George Washington and the story of a leader

George Washington

George Washington. Image courtesy of The Brass Glass, Morguefile.

It’s surprising sometimes, how a leader emerges to guide an entire country.

I’ve just finished reading Washington’s Revolution: The Making of America’s First Leader by Robert Middlekauff. It’s a wonderful book, especially if you’re into military history or American history — or if you just wonder how Washington came to be the first leader of the United States.

The book yielded some interesting facts. I’d always assumed that George Washington built Mount Vernon, but it was actually built by his brother Lawrence, who died from tuberculosis. George later rented Mount Vernon from Lawrence’s widow Ann and would inherit it from her in 1761.

There’s also some info on how George and Martha met. Martha was a young widow with two kids. She was pretty rather than beautiful and was a gentle, thoughtful and unpretentious person. I often wonder how the heck she coped with George’s fame and being the first of the First Ladies. It couldn’t have been easy raising two kids while your husband’s off fighting a war, either.

George seems to have been an equally thoughtful, methodical person. Middlekauff shows Washington to be someone who rose to attention through his military skills and personality.

George faced huge barriers to winning the Revolutionary War. Some men in his army would just desert their posts and go home, so keeping people in the army was a constant issue. He kept trying to get financial help from Congress, and his men went without food, blankets, tents, pay and clothing. Morale suffered. In addition, the Continental Army was outnumbered and fighting against better trained, professional forces. After reading this book, it’s amazing we even won the war at all here in the colonies.

Washington also had to become a diplomat and convince people to do what he needed them to do. That included French leaders — whose help could be iffy at times — and his own men to keep them motivated.

I really like what Middlekauff said about the Comte de Rochambeau. George had asked Congress’s financial official, Robert Morris, to come up with enough money to give a month’s pay for each man, but Robert Morris didn’t quite manage it. Rochambeau made up the difference with his own money and did a lot to raise American morale. Now there’s a classy man.

If you ever wonder about the experiences and forces that shaped Washington as a leader, I recommend this book. It’s very readable and a fun way to learn your American history.




Filed under Writing

8 responses to “George Washington and the story of a leader

  1. Thanks for the recommendation. Washington can be given short shrift by some, just acknowledging that he was the first president – but in many historian’s opinion, he was one of the three great presidents.

  2. Details of ordinary life of the times gives a better picture of historical figures, doesn’t it?
    Seems like few women back then were “shy hothouse violets”
    So many died of tuberculosis back then.
    Sounds interesting

  3. Oh my, ever since I viewed George sitting in his abbed splendor at the Smithsonian American History museum I can’t quite think of him as the father of our country–he looks more like a beach volleyball player with that marbled physique.

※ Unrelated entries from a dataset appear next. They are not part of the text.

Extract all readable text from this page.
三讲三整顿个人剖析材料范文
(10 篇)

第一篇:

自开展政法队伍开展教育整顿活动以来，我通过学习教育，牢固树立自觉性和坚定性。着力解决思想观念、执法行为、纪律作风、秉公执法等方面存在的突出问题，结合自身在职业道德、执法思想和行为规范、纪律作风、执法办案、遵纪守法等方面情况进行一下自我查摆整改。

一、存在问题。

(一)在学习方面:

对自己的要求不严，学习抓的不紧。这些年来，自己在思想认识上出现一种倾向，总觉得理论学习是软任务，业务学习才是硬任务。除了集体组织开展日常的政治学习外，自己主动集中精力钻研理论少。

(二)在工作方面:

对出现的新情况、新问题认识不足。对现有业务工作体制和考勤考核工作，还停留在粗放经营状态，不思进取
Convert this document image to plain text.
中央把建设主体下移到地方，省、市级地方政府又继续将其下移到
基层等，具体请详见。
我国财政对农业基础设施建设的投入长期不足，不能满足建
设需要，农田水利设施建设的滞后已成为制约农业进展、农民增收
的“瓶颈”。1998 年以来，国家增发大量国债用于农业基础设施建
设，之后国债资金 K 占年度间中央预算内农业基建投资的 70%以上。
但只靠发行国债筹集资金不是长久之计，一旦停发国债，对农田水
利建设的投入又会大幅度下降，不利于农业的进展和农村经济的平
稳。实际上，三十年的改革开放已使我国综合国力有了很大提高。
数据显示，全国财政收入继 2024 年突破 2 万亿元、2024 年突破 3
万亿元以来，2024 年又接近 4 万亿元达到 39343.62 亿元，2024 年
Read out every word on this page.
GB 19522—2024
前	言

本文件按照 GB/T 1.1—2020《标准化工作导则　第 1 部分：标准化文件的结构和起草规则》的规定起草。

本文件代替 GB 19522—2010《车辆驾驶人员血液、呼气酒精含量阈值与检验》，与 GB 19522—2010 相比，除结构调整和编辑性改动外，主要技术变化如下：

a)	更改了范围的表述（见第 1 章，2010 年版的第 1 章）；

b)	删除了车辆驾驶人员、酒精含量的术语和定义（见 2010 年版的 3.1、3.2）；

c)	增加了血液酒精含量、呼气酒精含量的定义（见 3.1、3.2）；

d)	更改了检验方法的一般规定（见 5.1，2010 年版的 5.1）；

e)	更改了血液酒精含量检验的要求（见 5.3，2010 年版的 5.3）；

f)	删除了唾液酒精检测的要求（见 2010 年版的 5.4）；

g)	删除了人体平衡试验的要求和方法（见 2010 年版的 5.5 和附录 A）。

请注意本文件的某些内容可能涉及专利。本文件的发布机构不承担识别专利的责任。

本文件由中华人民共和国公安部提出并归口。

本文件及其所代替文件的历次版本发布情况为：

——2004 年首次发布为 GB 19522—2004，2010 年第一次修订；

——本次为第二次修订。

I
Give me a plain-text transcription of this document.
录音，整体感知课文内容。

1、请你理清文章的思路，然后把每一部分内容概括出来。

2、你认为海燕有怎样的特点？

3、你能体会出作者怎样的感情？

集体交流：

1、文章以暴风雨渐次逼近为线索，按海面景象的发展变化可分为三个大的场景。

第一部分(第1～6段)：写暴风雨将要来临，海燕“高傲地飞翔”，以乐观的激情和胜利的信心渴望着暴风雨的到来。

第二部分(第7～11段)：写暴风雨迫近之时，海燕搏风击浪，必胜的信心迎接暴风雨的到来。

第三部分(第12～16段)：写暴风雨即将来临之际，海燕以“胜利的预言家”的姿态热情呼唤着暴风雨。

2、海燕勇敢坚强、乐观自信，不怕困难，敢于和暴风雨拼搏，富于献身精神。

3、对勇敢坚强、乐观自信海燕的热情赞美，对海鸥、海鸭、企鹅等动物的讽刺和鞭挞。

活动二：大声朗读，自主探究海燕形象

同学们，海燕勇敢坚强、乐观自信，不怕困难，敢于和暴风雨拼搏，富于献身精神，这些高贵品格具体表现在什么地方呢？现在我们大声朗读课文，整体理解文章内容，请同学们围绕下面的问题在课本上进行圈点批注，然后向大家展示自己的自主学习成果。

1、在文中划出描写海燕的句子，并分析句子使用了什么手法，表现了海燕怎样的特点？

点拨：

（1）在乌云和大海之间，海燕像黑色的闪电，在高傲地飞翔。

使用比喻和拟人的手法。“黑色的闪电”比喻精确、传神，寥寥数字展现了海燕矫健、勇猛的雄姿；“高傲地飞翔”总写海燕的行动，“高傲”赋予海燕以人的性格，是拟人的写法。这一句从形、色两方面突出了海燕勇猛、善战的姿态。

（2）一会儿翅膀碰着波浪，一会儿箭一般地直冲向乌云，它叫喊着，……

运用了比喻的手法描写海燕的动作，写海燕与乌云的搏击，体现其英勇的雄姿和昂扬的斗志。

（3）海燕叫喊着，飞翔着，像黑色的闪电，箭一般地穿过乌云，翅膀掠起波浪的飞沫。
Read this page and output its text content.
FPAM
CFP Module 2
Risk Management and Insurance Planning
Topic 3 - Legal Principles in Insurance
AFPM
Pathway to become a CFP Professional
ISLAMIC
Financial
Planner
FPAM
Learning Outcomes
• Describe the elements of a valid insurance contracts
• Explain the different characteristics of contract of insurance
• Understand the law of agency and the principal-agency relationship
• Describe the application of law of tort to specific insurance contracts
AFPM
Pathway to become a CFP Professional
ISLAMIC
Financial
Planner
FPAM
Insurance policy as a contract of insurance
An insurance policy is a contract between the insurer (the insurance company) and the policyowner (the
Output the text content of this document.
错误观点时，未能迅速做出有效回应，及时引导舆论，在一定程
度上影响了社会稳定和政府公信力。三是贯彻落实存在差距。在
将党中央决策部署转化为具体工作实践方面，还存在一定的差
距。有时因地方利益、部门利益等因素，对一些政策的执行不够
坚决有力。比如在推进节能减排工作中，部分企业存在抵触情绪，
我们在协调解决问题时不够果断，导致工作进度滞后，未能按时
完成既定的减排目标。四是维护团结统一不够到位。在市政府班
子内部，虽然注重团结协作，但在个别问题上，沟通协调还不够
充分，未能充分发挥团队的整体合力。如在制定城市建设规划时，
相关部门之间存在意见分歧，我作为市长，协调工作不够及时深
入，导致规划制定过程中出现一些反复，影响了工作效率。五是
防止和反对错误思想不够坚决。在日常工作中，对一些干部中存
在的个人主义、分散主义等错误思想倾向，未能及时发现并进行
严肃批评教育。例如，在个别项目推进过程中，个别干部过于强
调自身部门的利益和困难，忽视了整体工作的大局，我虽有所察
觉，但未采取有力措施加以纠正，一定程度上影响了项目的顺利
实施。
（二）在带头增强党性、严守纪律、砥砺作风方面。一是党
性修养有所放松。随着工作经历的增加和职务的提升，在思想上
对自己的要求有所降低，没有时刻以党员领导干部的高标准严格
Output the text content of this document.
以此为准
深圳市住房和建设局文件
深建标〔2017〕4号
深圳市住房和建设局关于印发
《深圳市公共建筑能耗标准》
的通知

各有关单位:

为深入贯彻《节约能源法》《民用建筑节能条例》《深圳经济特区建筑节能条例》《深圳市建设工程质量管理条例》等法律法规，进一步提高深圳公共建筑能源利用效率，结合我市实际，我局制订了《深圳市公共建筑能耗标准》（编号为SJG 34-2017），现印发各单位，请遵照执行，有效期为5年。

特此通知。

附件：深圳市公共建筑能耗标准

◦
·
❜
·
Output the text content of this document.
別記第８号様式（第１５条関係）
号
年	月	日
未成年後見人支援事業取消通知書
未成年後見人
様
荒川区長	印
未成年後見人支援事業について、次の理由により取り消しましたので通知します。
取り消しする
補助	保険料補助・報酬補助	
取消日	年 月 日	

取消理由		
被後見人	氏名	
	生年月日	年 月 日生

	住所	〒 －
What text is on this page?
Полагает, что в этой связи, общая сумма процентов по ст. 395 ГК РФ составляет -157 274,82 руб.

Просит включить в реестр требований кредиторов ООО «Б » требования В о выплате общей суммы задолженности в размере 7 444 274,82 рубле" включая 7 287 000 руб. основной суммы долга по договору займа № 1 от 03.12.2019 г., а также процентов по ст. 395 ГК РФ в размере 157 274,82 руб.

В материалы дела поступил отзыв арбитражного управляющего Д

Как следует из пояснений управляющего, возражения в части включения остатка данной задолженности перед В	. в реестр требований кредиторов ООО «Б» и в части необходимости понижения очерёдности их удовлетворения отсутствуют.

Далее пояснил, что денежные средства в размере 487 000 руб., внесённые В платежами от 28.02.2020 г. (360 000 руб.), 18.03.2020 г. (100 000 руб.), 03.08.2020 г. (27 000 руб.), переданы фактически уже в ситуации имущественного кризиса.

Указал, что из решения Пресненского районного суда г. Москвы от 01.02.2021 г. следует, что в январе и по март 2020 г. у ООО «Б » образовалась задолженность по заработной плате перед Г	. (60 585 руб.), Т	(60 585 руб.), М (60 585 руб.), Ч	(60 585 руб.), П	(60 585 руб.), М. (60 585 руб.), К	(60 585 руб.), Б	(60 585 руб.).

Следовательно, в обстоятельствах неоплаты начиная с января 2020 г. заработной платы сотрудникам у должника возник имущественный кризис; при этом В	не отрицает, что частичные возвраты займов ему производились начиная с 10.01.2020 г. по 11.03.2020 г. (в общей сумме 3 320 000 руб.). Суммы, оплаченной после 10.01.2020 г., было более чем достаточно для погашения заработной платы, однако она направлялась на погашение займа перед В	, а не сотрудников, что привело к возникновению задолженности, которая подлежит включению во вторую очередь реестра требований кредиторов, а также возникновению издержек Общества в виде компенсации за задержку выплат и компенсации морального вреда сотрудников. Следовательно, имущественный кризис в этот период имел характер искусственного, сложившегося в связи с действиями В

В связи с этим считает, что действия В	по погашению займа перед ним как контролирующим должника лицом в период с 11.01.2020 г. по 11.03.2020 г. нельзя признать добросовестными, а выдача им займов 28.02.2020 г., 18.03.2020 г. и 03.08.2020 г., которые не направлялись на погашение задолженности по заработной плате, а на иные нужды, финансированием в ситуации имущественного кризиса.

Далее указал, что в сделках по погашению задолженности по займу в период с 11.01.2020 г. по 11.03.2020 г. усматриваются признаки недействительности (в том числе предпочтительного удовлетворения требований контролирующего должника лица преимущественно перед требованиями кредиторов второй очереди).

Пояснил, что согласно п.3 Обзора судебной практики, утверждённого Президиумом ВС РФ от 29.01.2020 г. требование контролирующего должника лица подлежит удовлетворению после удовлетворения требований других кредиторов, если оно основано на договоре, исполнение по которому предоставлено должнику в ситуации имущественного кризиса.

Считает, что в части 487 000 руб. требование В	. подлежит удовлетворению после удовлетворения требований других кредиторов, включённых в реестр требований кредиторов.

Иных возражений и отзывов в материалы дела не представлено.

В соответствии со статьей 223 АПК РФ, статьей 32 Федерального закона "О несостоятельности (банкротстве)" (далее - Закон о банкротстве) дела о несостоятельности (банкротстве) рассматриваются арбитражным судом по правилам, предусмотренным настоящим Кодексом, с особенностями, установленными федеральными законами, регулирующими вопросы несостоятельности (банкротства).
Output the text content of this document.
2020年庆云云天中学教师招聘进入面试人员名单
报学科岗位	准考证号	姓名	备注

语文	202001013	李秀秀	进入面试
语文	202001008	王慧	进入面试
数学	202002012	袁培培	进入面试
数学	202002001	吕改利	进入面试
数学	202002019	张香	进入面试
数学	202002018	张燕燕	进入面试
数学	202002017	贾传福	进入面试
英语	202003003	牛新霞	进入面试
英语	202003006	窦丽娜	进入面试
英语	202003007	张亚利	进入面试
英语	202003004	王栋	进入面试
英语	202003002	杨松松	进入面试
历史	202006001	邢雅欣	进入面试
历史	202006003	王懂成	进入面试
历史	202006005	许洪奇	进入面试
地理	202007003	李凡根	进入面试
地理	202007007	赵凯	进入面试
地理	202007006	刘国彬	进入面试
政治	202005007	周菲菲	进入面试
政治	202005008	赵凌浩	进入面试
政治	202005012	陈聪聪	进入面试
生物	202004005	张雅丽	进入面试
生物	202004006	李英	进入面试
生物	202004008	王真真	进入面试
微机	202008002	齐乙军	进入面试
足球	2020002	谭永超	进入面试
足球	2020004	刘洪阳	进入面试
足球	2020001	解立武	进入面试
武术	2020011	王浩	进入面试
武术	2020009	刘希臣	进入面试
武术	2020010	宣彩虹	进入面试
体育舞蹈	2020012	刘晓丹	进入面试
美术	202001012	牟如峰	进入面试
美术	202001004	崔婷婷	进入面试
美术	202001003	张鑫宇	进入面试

  4. I’ve read a bunch of books about George Washington. He was an interesting guy. Lots of contradictions. He was humble, but not really. He had a hell of an ego, so maybe the only woman he could have stayed with would have had to be willing to take a back seat to him. He expected to be in charge and, for example, he really disliked the whole Massachusetts militia because they didn’t take orders and refused to be disciplined.

    • Some of that can be explained. He was a traditional Army man and a good soldier, so I can understand why it irritated him when soldiers wouldn’t follow orders when there was so much at stake.